Jesus dismissed the crowds and went into the house. His disciples approached him and said, “Explain to us the parable of the weeds in the field.” He said in reply, “He who sows good seed is the Son of Man, the field is the world, the good seed the children of the Kingdom.” // Matthew 13:36-38
“Mommy, look what I grew in my class,” my three year old exclaimed as I picked him up one day from preschool. He had a decorated pot filled with soil and a tiny sprout centerfield looking healthy and (actually) alive.
Jeez, even my three year old can grow a plant when I just look at them and they wither and die.
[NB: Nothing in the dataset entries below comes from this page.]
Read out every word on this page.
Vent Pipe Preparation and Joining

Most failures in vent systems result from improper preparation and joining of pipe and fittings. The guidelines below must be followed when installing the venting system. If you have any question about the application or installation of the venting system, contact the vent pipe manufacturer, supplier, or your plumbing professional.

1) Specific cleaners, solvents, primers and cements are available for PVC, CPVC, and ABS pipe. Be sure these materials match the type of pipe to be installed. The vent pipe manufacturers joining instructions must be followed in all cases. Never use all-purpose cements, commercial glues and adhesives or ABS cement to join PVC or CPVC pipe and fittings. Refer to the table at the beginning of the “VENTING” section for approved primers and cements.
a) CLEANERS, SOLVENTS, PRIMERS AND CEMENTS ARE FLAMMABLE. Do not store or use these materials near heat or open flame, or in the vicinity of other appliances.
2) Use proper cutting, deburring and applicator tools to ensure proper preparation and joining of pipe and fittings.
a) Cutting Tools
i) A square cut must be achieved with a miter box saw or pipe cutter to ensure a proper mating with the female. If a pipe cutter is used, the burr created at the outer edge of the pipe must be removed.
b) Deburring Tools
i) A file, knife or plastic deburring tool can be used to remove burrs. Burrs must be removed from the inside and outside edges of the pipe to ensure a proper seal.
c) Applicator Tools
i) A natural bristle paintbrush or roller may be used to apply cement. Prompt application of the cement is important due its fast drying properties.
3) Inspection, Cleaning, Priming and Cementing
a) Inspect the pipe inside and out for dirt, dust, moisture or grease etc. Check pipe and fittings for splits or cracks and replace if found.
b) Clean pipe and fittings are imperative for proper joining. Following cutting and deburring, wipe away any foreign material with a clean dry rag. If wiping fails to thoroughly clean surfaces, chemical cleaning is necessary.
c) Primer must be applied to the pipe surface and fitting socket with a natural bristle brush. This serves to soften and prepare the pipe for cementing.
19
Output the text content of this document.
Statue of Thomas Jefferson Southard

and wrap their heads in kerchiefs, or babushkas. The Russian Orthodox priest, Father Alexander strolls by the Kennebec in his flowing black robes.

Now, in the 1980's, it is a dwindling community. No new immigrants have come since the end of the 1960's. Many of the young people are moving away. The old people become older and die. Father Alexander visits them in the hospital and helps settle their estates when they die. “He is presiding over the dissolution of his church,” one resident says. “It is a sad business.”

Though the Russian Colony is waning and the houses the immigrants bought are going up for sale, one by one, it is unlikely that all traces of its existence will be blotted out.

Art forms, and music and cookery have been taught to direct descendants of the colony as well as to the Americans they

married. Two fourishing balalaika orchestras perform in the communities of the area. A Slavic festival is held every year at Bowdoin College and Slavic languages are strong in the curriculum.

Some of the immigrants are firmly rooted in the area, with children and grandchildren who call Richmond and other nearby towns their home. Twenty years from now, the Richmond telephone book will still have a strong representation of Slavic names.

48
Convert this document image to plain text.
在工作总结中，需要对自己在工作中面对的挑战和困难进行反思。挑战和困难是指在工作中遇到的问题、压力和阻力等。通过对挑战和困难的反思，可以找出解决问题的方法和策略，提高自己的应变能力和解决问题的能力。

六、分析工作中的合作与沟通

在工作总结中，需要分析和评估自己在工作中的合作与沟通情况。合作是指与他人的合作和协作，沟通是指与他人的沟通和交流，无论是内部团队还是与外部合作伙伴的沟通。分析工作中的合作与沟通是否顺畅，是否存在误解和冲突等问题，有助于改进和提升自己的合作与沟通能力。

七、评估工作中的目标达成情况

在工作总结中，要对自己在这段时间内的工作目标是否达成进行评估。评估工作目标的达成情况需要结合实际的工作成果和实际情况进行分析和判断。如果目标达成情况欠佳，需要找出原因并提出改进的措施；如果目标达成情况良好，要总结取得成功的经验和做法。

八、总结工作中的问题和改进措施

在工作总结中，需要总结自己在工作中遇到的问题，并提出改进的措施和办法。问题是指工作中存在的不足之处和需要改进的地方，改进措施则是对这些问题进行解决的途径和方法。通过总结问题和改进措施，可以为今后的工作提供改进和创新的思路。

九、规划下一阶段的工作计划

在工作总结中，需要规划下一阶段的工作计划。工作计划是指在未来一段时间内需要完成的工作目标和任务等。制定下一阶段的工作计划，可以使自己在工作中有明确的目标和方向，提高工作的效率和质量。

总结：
But I responded with enthusiasm while he told me all about plants as we drove home. “They need good soil, sunlight, and water. You have to place the seed INTO the soil,” he lectured me. “You cannot put in too much water,” he scolded.
Yes, my three year old was lecturing me about gardening. Yes, I have the brownest thumb on the planet. Somehow my children have picked up gardening skills thanks to the green thumb and careful instruction of my own mother, but alas, I cannot seem to keep a plant alive. Somehow I even kill succulents.
When I read Scripture with imagery of the gardener and the sower, I occasionally grimace to myself. I cannot relate to this imagery. I don’t have one gardener bone in my body, and truthfully, while in prayer, I do not imagine myself in the dirt and mud while the Lord and I tend to the garden in my heart.
If you’re like me and that imagery does not stick, imagine Him helping clean out the hoards of baggage of your heart. Or imagine that He’s changing the popped tire of your car, or that He’s washing the windows of your sky rise, or that He’s patching a leaky roof. He does it all, and He gives us the uniquely human capacity to enter into imaginative prayer with Him.
Today, as you settle into prayer, allow your imagination to wander. Where do you need weeding or mucking or cleaning or patching? Allow yourself to enter into prayer with Him.